Océane resserra sa main autour de la mienne, se tourna vers moi avec un sourire avant de continuer à marcher jusqu’aux trônes. En nous voyant arrivées, Ben et Élise nous rejoignirent et s’assirent avec nous, sur leurs propres trônes.


— Tout va bien tous les deux ? les questionna Océane.

— La décoration est super belle, commenta Élise.

— C’est votre mère qui a eu cette idée, ajoutais-je.

— Ça se voit, enchaîna mon fils.

— Ben ! Ne commence pas, s’il te plaît, intervint Océane.

— Oh, c’est bon, soupira-t-il.

— Je vais aller chercher un verre, enchaînais-je.

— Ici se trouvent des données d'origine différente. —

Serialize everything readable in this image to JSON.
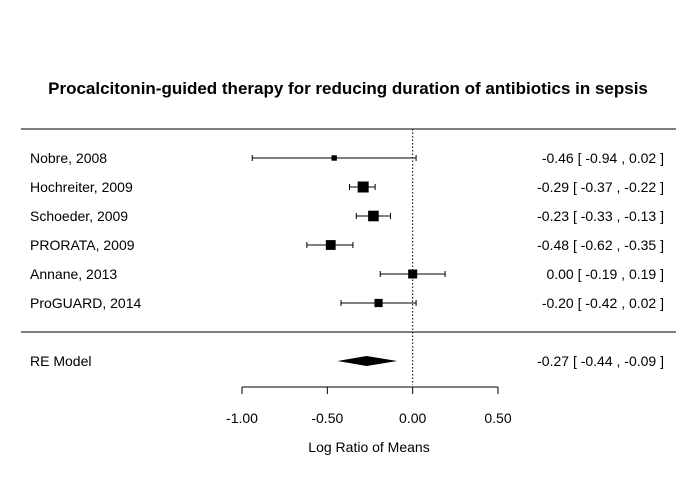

Mon plus gros problème, c’était ça. Dès que la situation devenait trop compliquée à gérer dans l’immédiat, je fuyais. Et là encore, alors que Ben avait indirectement critiqué mes goûts décoratifs, j’avais inventé la pire excuse possible. La soif. Je fuyais le conflit et dans la famille, tout le monde le savait. Alors que je récupérais un verre de jus de pomme, l’une des plus grandes fortunes de l’Empire m’interpella. Cet homme était celui avec qui j’avais le moins envie de parler. Surtout en ce moment.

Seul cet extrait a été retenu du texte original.